L'indifférence réciproque de leurs intérêts à long terme, les conduiraient à une ruine commune et à une défaite civilationnelle sans favoriser pour autant l'émergence d'un monde meilleur et plus stable. Dans l'hypothèse d'une prise de conscience de cet impératif, l'interdépendance des menaces et des vulnérabilités aboutit à une interaction accrue entre les acteurs essentiels du système international et les différents acteurs régionaux et locaux. Elle mène à la reconnaissance sans complexe des rôles hégémoniques régionaux de la part des acteurs globaux, reconnus comme des facteurs d'ordre, réducteurs de la complexité.
Cela marque la fin d'une idéologie, celle de l'égalitarisme et d'un « ordre juste » entre les nations. Par le passé, l'approche conjointe de l'Église et des Lumières a été le tropisme justificatif des perturbateurs des temps modernes. La paix et la guerre, la hiérarchie et la force appartiennent à l'ordre naturel du monde et sont moralement indifférents aux sentiments et passions des pacifistes et d'autres idéalistes, dans la même mesure où Obama est indifférent à la solidarité avec l'Europe et l'Allemagne avec la Grèce.
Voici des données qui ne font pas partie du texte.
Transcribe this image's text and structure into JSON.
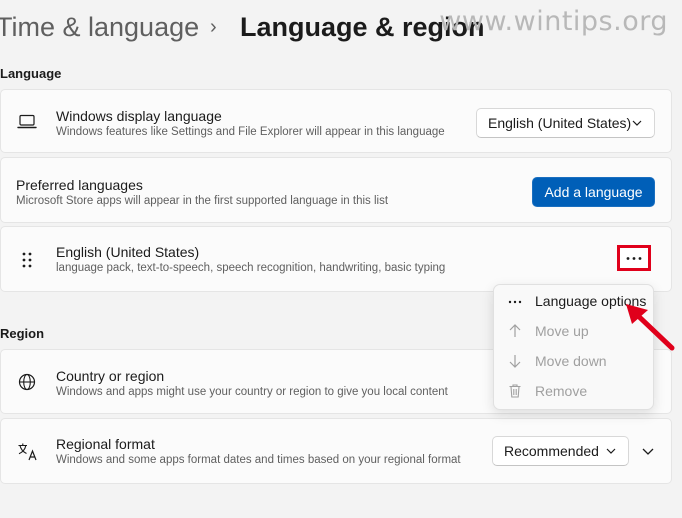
{
  "header": {
    "parent": "Time & language",
    "separator": "›",
    "title": "Language & region",
    "watermark": "www.wintips.org"
  },
  "language_section": {
    "heading": "Language",
    "display_language": {
      "title": "Windows display language",
      "subtitle": "Windows features like Settings and File Explorer will appear in this language",
      "value": "English (United States)"
    },
    "preferred": {
      "title": "Preferred languages",
      "subtitle": "Microsoft Store apps will appear in the first supported language in this list",
      "button_label": "Add a language"
    },
    "language_item": {
      "title": "English (United States)",
      "subtitle": "language pack, text-to-speech, speech recognition, handwriting, basic typing",
      "more_label": "···"
    }
  },
  "context_menu": {
    "items": [
      {
        "label": "Language options",
        "enabled": true
      },
      {
        "label": "Move up",
        "enabled": false
      },
      {
        "label": "Move down",
        "enabled": false
      },
      {
        "label": "Remove",
        "enabled": false
      }
    ]
  },
  "region_section": {
    "heading": "Region",
    "country": {
      "title": "Country or region",
      "subtitle": "Windows and apps might use your country or region to give you local content"
    },
    "format": {
      "title": "Regional format",
      "subtitle": "Windows and some apps format dates and times based on your regional format",
      "value": "Recommended"
    }
  },
  "colors": {
    "accent": "#005fb8",
    "highlight": "#e0001b"
  }
}
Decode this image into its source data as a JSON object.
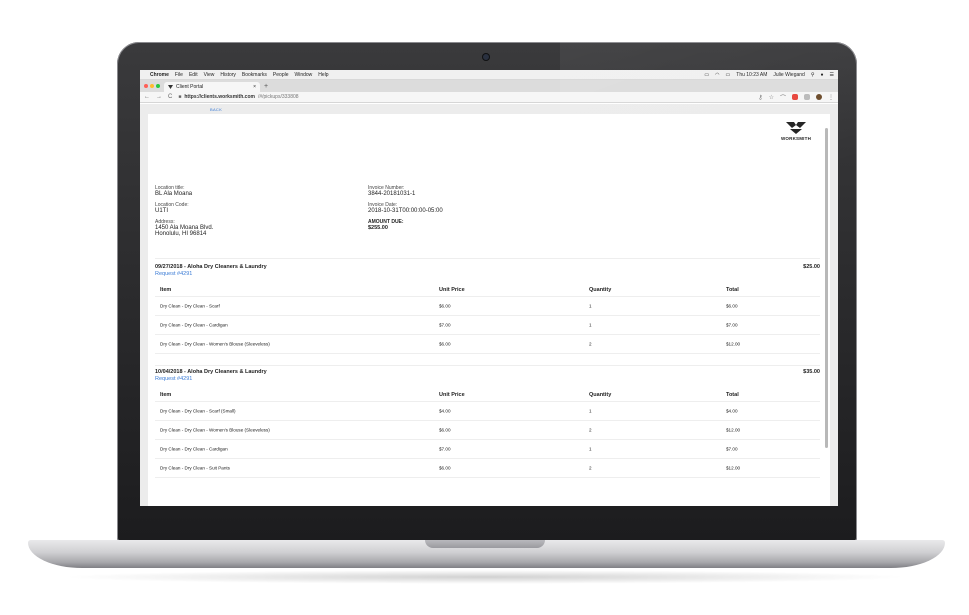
{
  "menubar": {
    "app": "Chrome",
    "menus": [
      "File",
      "Edit",
      "View",
      "History",
      "Bookmarks",
      "People",
      "Window",
      "Help"
    ],
    "clock": "Thu 10:23 AM",
    "user": "Julie Wiegand"
  },
  "tab": {
    "title": "Client Portal",
    "new_tab": "+"
  },
  "address": {
    "host": "https://clients.worksmith.com",
    "path": "/#/pickups/333808"
  },
  "page": {
    "back_label": "BACK",
    "logo_text": "WORKSMITH",
    "location_title_label": "Location title:",
    "location_title": "BL Ala Moana",
    "location_code_label": "Location Code:",
    "location_code": "U1TI",
    "address_label": "Address:",
    "address_line1": "1450 Ala Moana Blvd.",
    "address_line2": "Honolulu, HI 96814",
    "invoice_number_label": "Invoice Number:",
    "invoice_number": "3844-20181031-1",
    "invoice_date_label": "Invoice Date:",
    "invoice_date": "2018-10-31T00:00:00-05:00",
    "amount_due_label": "AMOUNT DUE:",
    "amount_due": "$255.00"
  },
  "table_headers": {
    "item": "Item",
    "unit_price": "Unit Price",
    "quantity": "Quantity",
    "total": "Total"
  },
  "groups": [
    {
      "title": "09/27/2018 - Aloha Dry Cleaners & Laundry",
      "request": "Request #4291",
      "amount": "$25.00",
      "rows": [
        {
          "item": "Dry Clean - Dry Clean - Scarf",
          "unit_price": "$6.00",
          "quantity": "1",
          "total": "$6.00"
        },
        {
          "item": "Dry Clean - Dry Clean - Cardigan",
          "unit_price": "$7.00",
          "quantity": "1",
          "total": "$7.00"
        },
        {
          "item": "Dry Clean - Dry Clean - Women's Blouse (Sleeveless)",
          "unit_price": "$6.00",
          "quantity": "2",
          "total": "$12.00"
        }
      ]
    },
    {
      "title": "10/04/2018 - Aloha Dry Cleaners & Laundry",
      "request": "Request #4291",
      "amount": "$35.00",
      "rows": [
        {
          "item": "Dry Clean - Dry Clean - Scarf (Small)",
          "unit_price": "$4.00",
          "quantity": "1",
          "total": "$4.00"
        },
        {
          "item": "Dry Clean - Dry Clean - Women's Blouse (Sleeveless)",
          "unit_price": "$6.00",
          "quantity": "2",
          "total": "$12.00"
        },
        {
          "item": "Dry Clean - Dry Clean - Cardigan",
          "unit_price": "$7.00",
          "quantity": "1",
          "total": "$7.00"
        },
        {
          "item": "Dry Clean - Dry Clean - Suit Pants",
          "unit_price": "$6.00",
          "quantity": "2",
          "total": "$12.00"
        }
      ]
    }
  ],
  "colors": {
    "link": "#3a7bd5",
    "close_dot": "#ff5f57",
    "min_dot": "#febc2e",
    "max_dot": "#28c840"
  }
}
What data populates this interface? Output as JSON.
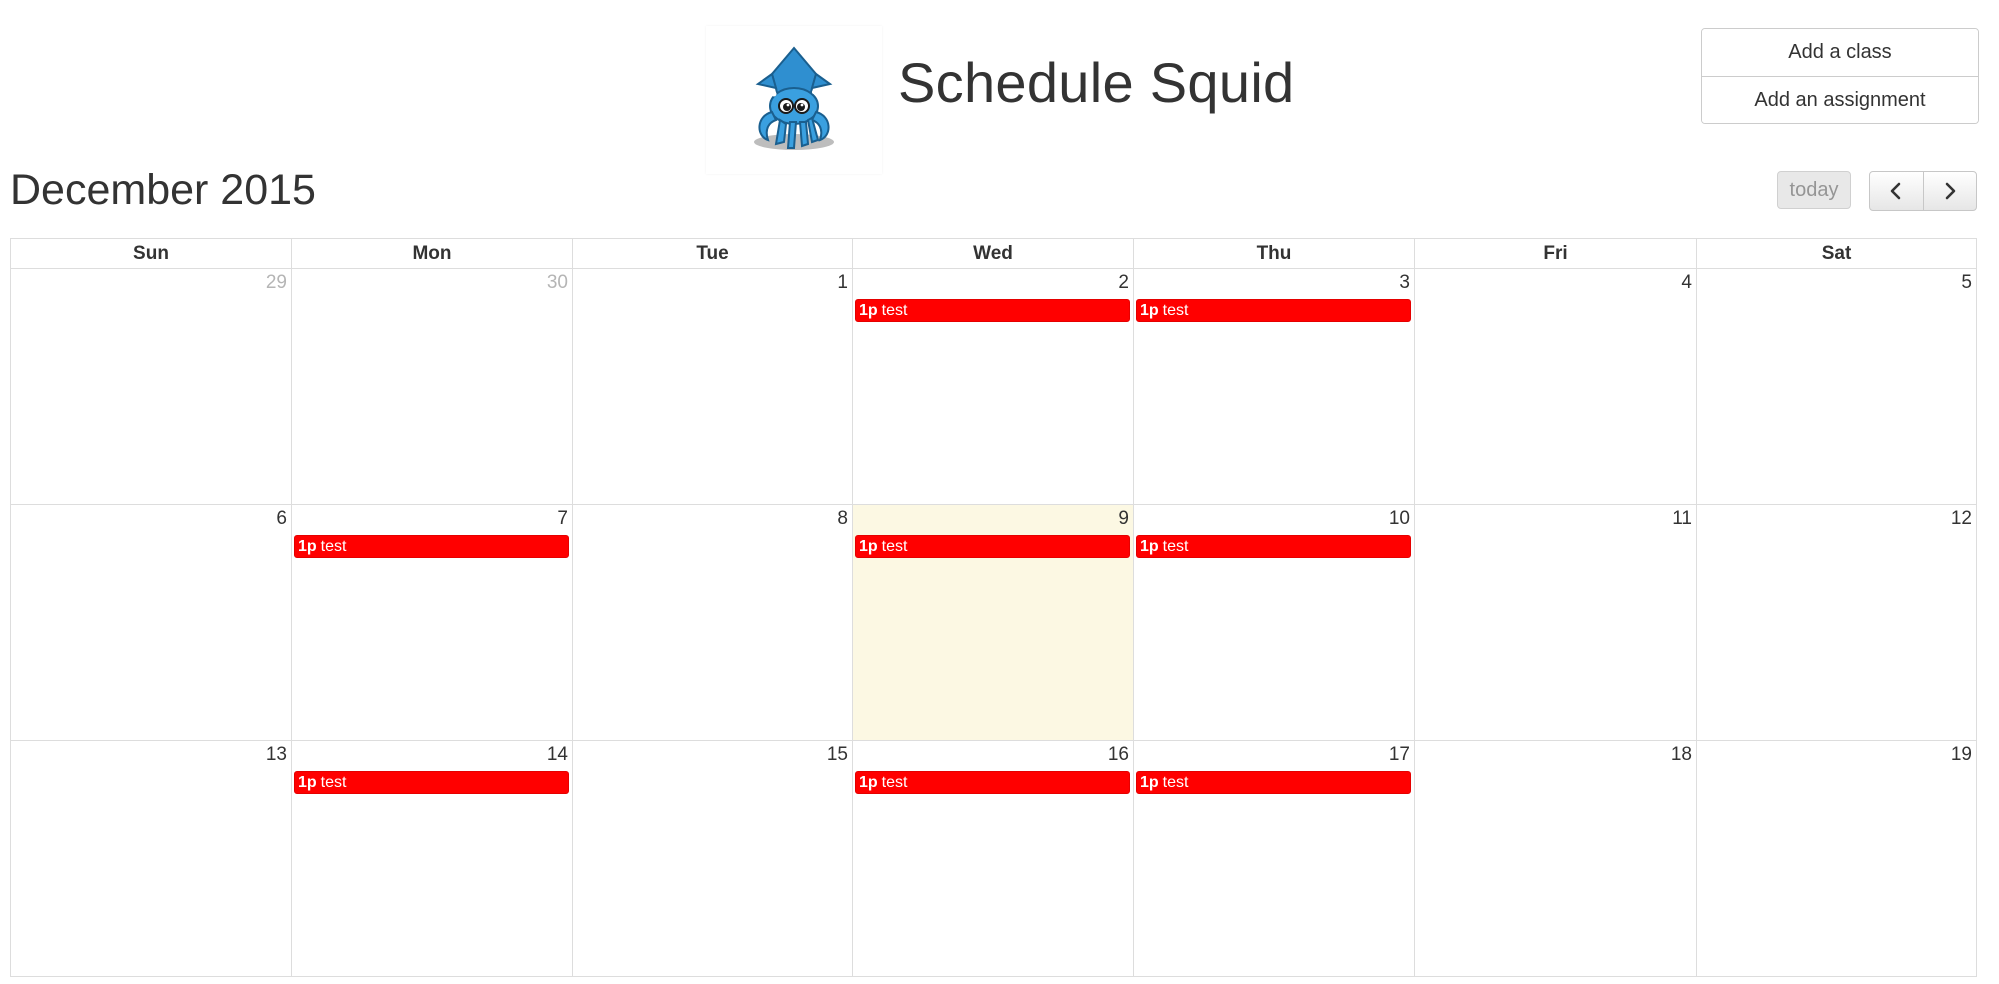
{
  "app": {
    "title": "Schedule Squid",
    "logo_icon": "squid-icon"
  },
  "actions": {
    "add_class": "Add a class",
    "add_assignment": "Add an assignment"
  },
  "toolbar": {
    "title": "December 2015",
    "today_label": "today",
    "prev_icon": "chevron-left-icon",
    "next_icon": "chevron-right-icon"
  },
  "colors": {
    "event": "#ff0000",
    "today_bg": "#fcf8e3",
    "text": "#333333",
    "other_month": "#b5b5b5"
  },
  "calendar": {
    "day_headers": [
      "Sun",
      "Mon",
      "Tue",
      "Wed",
      "Thu",
      "Fri",
      "Sat"
    ],
    "weeks": [
      [
        {
          "num": "29",
          "other": true
        },
        {
          "num": "30",
          "other": true
        },
        {
          "num": "1"
        },
        {
          "num": "2",
          "event": {
            "time": "1p",
            "title": "test"
          }
        },
        {
          "num": "3",
          "event": {
            "time": "1p",
            "title": "test"
          }
        },
        {
          "num": "4"
        },
        {
          "num": "5"
        }
      ],
      [
        {
          "num": "6"
        },
        {
          "num": "7",
          "event": {
            "time": "1p",
            "title": "test"
          }
        },
        {
          "num": "8"
        },
        {
          "num": "9",
          "today": true,
          "event": {
            "time": "1p",
            "title": "test"
          }
        },
        {
          "num": "10",
          "event": {
            "time": "1p",
            "title": "test"
          }
        },
        {
          "num": "11"
        },
        {
          "num": "12"
        }
      ],
      [
        {
          "num": "13"
        },
        {
          "num": "14",
          "event": {
            "time": "1p",
            "title": "test"
          }
        },
        {
          "num": "15"
        },
        {
          "num": "16",
          "event": {
            "time": "1p",
            "title": "test"
          }
        },
        {
          "num": "17",
          "event": {
            "time": "1p",
            "title": "test"
          }
        },
        {
          "num": "18"
        },
        {
          "num": "19"
        }
      ]
    ]
  }
}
L'absence d'une lecture de fond du système international rend compliquée et confuse la possibilité d'élaborer en commun des stratégies transpacifiques et transatlantiques, au Moyen-Orient, en Afghanistan et Pakistan ou dans la Corée du Nord.
Or, dans un contexte en mutation accélérée, le cap à tenir doit être celui d'une politique porteuse d'intérêts globaux à long terme, impliquant la participation de nombreux alliés, en mesure de partager les mêmes buts, objectifs et valeurs. Ainsi, l'interconnexion croissante des deux logiques, de la mondialisation et de la « Balance of power » rend inconcevable que l'Europe et l'Amérique puissent vivre avec des divergences essentielles sans réexaminer l'ensemble de leurs politiques. En effet, elles doivent s'entendre sur des points fondamentaux qui relèvent de l'ordre du devenir, et du rôle des hégémonies régionales, compatibles avec la fonction d'une hégémonie globale rééquilibrée, et d'un nouveau tutorat sur le monde, afin d'accroître la gouvernabilité du système et d'en réduire la complexité.
Les visions du monde respectives des Européens et des Américains vont bien au delà des accords multilatéraux et des conjonctures illusoires, où tout apparaît comme consensus, solidarité, compromis et coopération. Elles doivent reconsidérer les coûts des guerres permanentes, ainsi que les théories des cycles historiques et du déclin. C'est une question de vision à long terme, de réalisme cruel et de pessimisme actif.